Le nombre de lecteurs des livres numériques devrait atteindre plus de 1,1 milliard d'ici 2027, et la plupart des revenus devraient être générés par les États-Unis. Le pays est le plus grand marché du livre au monde, avec ses revenus estimés en milliards de dollars.

Près d'un million de livres sont publiés chaque année aux États-Unis, auxquels s'ajoutent quatre millions de livres autoédités par an.

En comparaison, les revenus du marché arabe du livre se situent entre 100 et 150 millions de dollars. Seul un million de livres ont été publiés dans la région arabe au cours des cinq dernières décennies, selon les données partagées par Chebaro avec Arab News.

Les chiffres de l'édition dans le monde arabe sont liés à de nombreux facteurs socio-économiques, au premier rang desquels le revenu individuel.

«Aujourd'hui, le taux de livres piratés dans la région du Golfe est inférieur à celui d'autres pays comme l'Égypte, le Liban, la Syrie, la Jordanie et l'Irak. Les livres piratés sont un gros problème et sont liés aux revenus de la personne», a souligné Chebaro à Arab News.

«Nous avons encore un long chemin à parcourir... mais en général, les ventes de livres papier augmentent, ainsi que les ventes de livres numériques. Aucun d'entre eux ne prend la place d'un autre. Chacun a un marché et chacun a ses clients et ses lecteurs», a-t-il ajouté.

L'Arabie saoudite est en tête de la liste des acheteurs et des lecteurs de livres numériques et imprimés dans le monde arabe. Elle est suivie par le Koweït, les Émirats arabes unis, le Qatar, Bahreïn et l'Algérie, selon Chebaro.

La fiction, l'estime de soi et la santé mentale, ainsi que les biographies sont en tête de liste des sujets qui intéressent les lecteurs arabes, a déclaré Doha al-Refai, responsable de l'édition à la librairie numérique Rufoof, à Arab News depuis Amman, en Jordanie.

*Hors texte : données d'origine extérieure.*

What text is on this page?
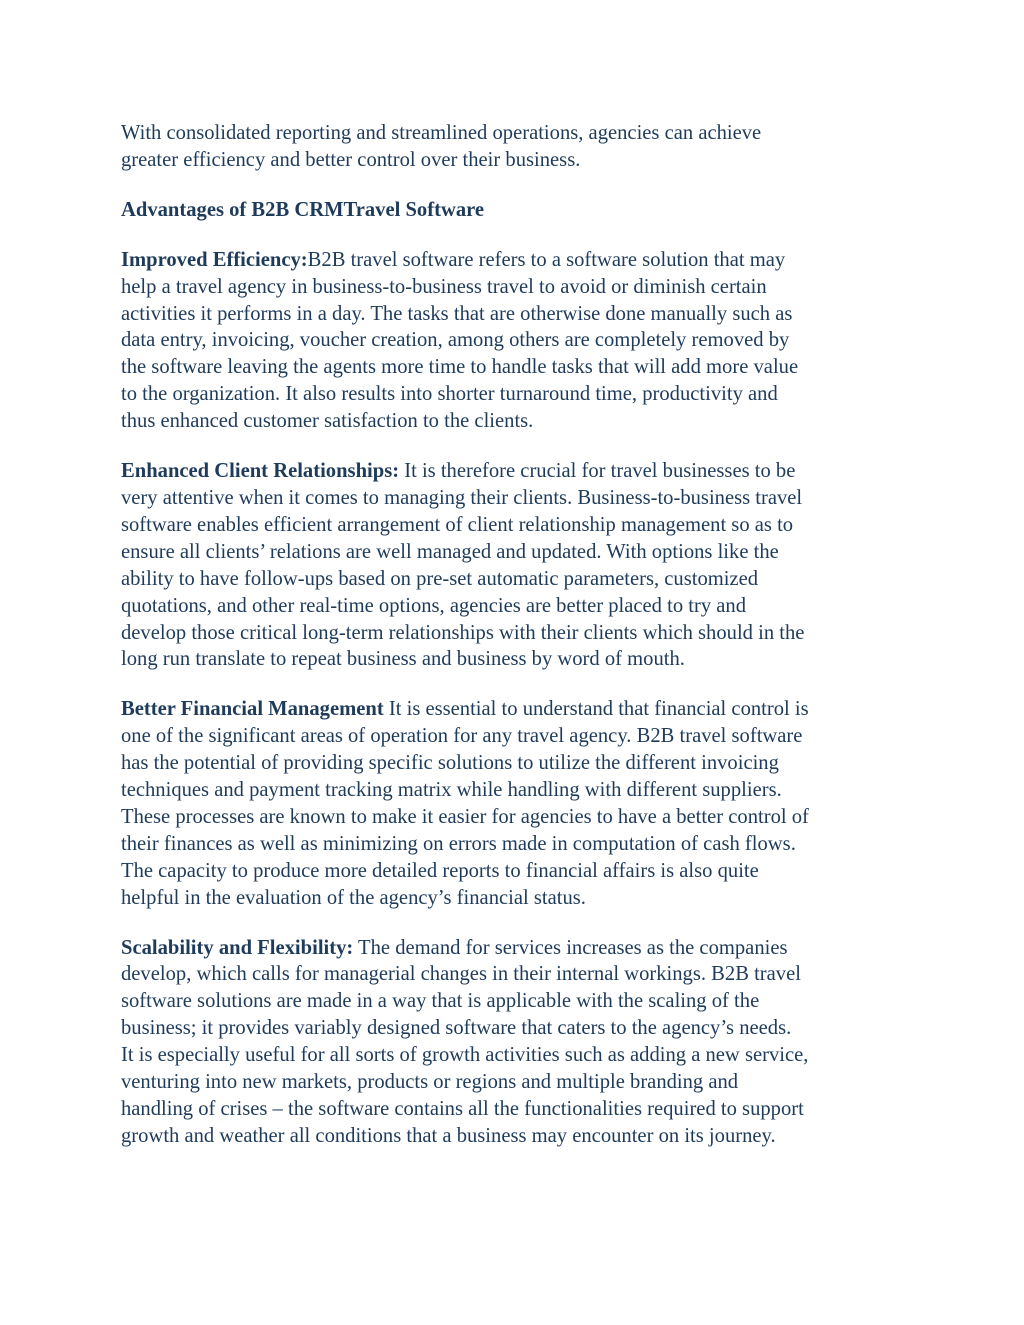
With consolidated reporting and streamlined operations, agencies can achieve
greater efficiency and better control over their business.

Advantages of B2B CRMTravel Software

Improved Efficiency:B2B travel software refers to a software solution that may
help a travel agency in business-to-business travel to avoid or diminish certain
activities it performs in a day. The tasks that are otherwise done manually such as
data entry, invoicing, voucher creation, among others are completely removed by
the software leaving the agents more time to handle tasks that will add more value
to the organization. It also results into shorter turnaround time, productivity and
thus enhanced customer satisfaction to the clients.

Enhanced Client Relationships: It is therefore crucial for travel businesses to be
very attentive when it comes to managing their clients. Business-to-business travel
software enables efficient arrangement of client relationship management so as to
ensure all clients’ relations are well managed and updated. With options like the
ability to have follow-ups based on pre-set automatic parameters, customized
quotations, and other real-time options, agencies are better placed to try and
develop those critical long-term relationships with their clients which should in the
long run translate to repeat business and business by word of mouth.

Better Financial Management It is essential to understand that financial control is
one of the significant areas of operation for any travel agency. B2B travel software
has the potential of providing specific solutions to utilize the different invoicing
techniques and payment tracking matrix while handling with different suppliers.
These processes are known to make it easier for agencies to have a better control of
their finances as well as minimizing on errors made in computation of cash flows.
The capacity to produce more detailed reports to financial affairs is also quite
helpful in the evaluation of the agency’s financial status.

Scalability and Flexibility: The demand for services increases as the companies
develop, which calls for managerial changes in their internal workings. B2B travel
software solutions are made in a way that is applicable with the scaling of the
business; it provides variably designed software that caters to the agency’s needs.
It is especially useful for all sorts of growth activities such as adding a new service,
venturing into new markets, products or regions and multiple branding and
handling of crises – the software contains all the functionalities required to support
growth and weather all conditions that a business may encounter on its journey.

La boutique, qui propose 25 000 titres arabes moyennant un abonnement mensuel, agit comme une sorte de bibliothèque en ligne: elle ne vend pas de copies numériques ou imprimées des livres, mais permet plutôt aux lecteurs de lire des livres sur son site web.

L'Arabie saoudite est en tête de la liste des acheteurs et des lecteurs de livres numériques et imprimés dans le monde arabe (Photo, SPA).

«Nous ne distribuons pas et ne vendons pas de livres pour les lecteurs. Nous distribuons pour les éditeurs», a précisé Al-Refai à Arab News.

Rufoof a «résolu un problème pour un large spectre de lecteurs, où les gens n'ont pas besoin d'acheter des livres, qu'ils soient en papier ou numériques, mais peuvent lire autant qu'ils le souhaitent tout au long du mois», a-t-elle poursuivi.

Les Saoudiens, les Émiratis et les Égyptiens figurent parmi les principaux clients de Rufoof. Si les Égyptiens comptent parmi les lecteurs les plus voraces, le nombre d'abonnés dans les pays du Golfe est également élevé, a indiqué Al-Refai, ajoutant que le site web prévoit de s'étendre aux livres audio.

Les livres audio sont un domaine prometteur avec un grand potentiel, selon de nombreux éditeurs. Chebaro et Al-Refai ont indiqué que la région arabe a produit près de 8 000 livres audio en 2021, Al-Refai ajoutant que Rufoof en a produit 5 000 jusqu'à présent.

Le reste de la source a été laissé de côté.